SMERSH would eventually get name-checked in 1987’s The Living Daylights, a decade that would see the Cold War make a more profound presence in the films, but for the swinging sixties, megalomania on a more comic book like scale was the order of the day. Why worry about the real world when you can revel in hundreds of extras battling to the death underwater in the presence of man-eating sharks?
Nuclear weapons were still a threat, but they were being used by a cat stroking maniac who wasn’t above killing his own people if they were stealing money from him, all the while the plan was being represented by a Mafioso style villain with an eyepatch with the world’s coolest yacht and who had the good sense to have Ken Adam as their interior designer.
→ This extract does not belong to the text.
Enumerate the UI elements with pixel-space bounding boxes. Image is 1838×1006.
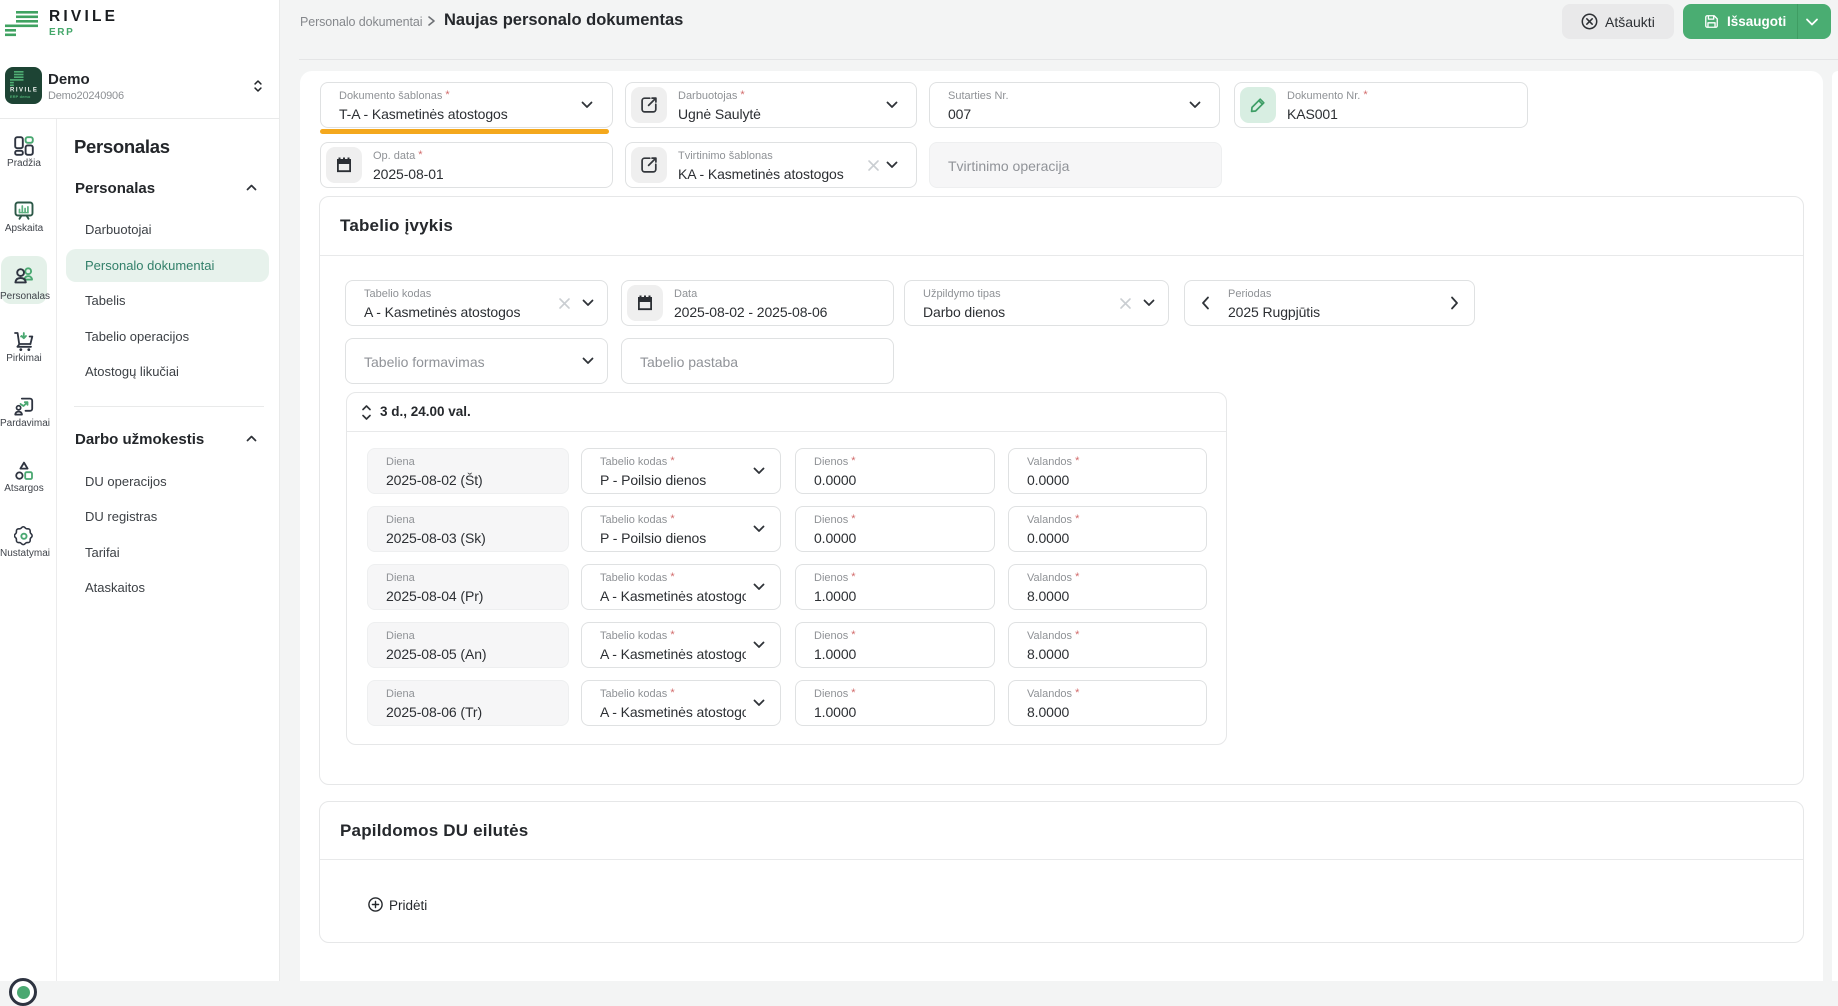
- svg-text:ERP demo: ERP demo: [10, 95, 31, 99]
- svg-text:RIVILE: RIVILE: [10, 87, 38, 93]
Up to this point the villains in a Bond film were always charismatic, not to mention dubbed, and while Adolfo Celi had his voice replaced by that of Robert Rietty, Largo had none of the charm of Goldfinger, or the genuine menace of Red Grant and Dr. No. In fact, much of the cast of Thunderball away from MI6 and Bond are strangely muted and nowhere near as memorable this time. Largo isn’t very interesting, his henchman aren’t memorable and the best moment with the villains is when we spend a bit of time with SPECTRE and that amazing Ken Adam set.
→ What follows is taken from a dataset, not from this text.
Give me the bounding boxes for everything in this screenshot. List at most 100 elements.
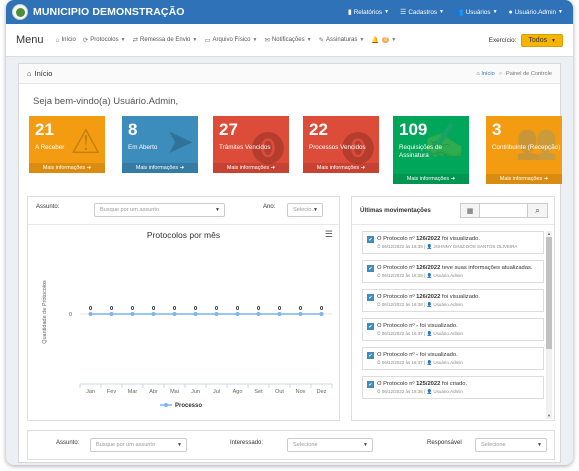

The one villain who is memorable is Fiona Volpe. The prototype for all villainous henchwomen from this point on, you can see the influence she will come to have on Xenia Onatopp in Goldeneye and Miranda Frost in Die Another Day. Luciana Paluzzi is a darkly humourous slice of sexual energy throughout, and more than holds her own against many of the male cast, so naturally she must be killed before the end of the film.
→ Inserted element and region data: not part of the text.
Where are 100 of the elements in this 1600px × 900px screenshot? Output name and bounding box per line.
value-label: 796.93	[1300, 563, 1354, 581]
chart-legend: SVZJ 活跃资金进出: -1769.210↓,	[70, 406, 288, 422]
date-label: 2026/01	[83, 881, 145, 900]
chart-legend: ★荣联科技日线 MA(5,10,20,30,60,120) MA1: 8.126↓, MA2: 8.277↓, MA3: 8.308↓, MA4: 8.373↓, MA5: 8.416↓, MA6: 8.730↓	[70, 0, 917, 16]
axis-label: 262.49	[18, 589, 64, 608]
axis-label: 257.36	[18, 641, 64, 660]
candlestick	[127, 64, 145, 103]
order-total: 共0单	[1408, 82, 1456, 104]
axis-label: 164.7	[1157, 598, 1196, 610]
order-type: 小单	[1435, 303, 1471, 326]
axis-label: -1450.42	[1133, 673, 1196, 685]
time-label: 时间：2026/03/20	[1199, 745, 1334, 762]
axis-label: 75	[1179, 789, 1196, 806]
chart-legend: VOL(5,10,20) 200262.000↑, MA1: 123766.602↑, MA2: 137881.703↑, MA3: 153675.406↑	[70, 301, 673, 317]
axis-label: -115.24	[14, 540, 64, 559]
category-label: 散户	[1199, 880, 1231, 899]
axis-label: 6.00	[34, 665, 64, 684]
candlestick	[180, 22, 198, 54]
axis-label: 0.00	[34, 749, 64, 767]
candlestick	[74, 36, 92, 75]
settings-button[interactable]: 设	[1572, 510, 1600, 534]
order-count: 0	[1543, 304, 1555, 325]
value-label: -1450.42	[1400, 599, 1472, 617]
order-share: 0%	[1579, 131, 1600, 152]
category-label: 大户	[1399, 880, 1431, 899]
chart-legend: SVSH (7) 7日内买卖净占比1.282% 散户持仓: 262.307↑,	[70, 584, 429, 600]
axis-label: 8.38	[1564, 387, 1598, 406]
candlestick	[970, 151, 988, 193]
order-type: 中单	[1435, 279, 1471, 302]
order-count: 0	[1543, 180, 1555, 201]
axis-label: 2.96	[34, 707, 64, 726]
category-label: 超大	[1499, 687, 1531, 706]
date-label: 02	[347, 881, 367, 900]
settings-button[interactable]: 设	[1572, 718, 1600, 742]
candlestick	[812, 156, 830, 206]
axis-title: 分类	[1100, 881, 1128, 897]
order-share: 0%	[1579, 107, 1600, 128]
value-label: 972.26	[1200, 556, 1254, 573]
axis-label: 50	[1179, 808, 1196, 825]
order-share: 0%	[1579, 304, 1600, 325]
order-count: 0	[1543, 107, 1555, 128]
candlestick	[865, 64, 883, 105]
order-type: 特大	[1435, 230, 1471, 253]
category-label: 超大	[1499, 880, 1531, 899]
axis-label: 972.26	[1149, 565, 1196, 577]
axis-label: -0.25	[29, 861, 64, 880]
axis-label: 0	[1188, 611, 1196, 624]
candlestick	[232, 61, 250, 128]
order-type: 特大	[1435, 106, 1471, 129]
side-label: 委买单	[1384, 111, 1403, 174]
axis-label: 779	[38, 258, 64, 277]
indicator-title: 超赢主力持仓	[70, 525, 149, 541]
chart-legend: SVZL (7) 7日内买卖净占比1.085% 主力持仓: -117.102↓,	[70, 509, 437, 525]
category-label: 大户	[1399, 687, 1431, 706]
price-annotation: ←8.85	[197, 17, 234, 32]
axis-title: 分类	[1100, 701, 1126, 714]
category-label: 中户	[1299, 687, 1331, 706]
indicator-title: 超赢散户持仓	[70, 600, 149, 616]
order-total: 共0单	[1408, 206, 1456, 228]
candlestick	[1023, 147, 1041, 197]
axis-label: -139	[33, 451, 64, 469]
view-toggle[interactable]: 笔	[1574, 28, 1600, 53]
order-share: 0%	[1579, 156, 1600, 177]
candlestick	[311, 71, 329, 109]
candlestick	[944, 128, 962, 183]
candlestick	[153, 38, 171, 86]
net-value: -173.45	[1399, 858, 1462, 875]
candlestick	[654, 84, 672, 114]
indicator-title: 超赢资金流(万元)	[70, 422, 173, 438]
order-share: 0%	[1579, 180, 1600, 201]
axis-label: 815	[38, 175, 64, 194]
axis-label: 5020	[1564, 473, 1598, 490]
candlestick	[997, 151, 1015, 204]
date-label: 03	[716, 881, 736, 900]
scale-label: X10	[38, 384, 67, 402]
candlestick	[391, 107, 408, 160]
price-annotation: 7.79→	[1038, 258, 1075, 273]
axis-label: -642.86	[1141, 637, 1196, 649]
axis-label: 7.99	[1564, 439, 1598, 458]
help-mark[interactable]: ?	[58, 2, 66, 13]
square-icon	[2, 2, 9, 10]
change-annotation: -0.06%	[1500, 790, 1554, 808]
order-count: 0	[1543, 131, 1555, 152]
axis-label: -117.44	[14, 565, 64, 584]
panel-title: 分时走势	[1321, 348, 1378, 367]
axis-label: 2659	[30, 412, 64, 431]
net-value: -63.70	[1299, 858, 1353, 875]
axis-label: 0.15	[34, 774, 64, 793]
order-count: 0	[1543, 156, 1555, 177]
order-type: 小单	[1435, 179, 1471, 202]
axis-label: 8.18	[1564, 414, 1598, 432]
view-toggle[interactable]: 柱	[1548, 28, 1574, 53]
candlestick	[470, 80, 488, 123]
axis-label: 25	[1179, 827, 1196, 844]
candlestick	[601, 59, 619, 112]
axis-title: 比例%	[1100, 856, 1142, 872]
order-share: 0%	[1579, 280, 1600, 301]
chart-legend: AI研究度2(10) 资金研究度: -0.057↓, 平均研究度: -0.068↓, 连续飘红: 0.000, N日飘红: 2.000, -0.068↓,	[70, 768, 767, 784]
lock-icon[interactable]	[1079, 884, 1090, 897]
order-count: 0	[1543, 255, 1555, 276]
Remarkably, the character even delivers a piece of near fourth wall breaking dialogue indicating an early example of the Bond series being very aware of their own tropes and clichés. Bond’s sexual prowess has brought many of the female characters over to his side (as seen problematically in Goldfinger) and here is seen to be sleeping with Fiona in an attempt to do the same to which she replies with a speech explaining that while every girl hears heavenly choirs after sleeping with him, she won’t, to which Bond replies that you can’t win them all.
Some of the dialogue is admittedly sparkly and fun, and there are individual moments dotted throughout that make the film worthwhile. One could say that the film represents the first dip in quality for the Bond series, but that’s not particularly fair or accurate. It was a huge box office success, grossing $141.2 million which was a considerable amount for 1965/66 and adjusted for inflation remained the highest grossing film of the series until the release of 2012’s Skyfall.
On a purely physical level it represents a major peak for the series, and the things that are good about it are really good. For all the complaints about the underwater sequences, the battle sequence when SPECTRE and the CIA frogmen go at it is an incredible feat of stunt work and action choreography, but like everything else, it goes on for just a touch too long.
We equally spend too long at Shrublands in the first act with too much time running around the health farm, which the film then replaces by spending too long lounging around the Bahamas, then spending too much time swimming around underwater.
The next Eon Bond adventure would go to even greater epic heights, but it would come with a considerably tighter screenplay than Thunderball’s, with a lighter touch reminiscent of Goldfinger returning to the series. Come 1967, however, You Only Live Twice would not be the only Bond film making its way to cinemas.
Bond, James Bond will return in the 1967 version of Casino Royale.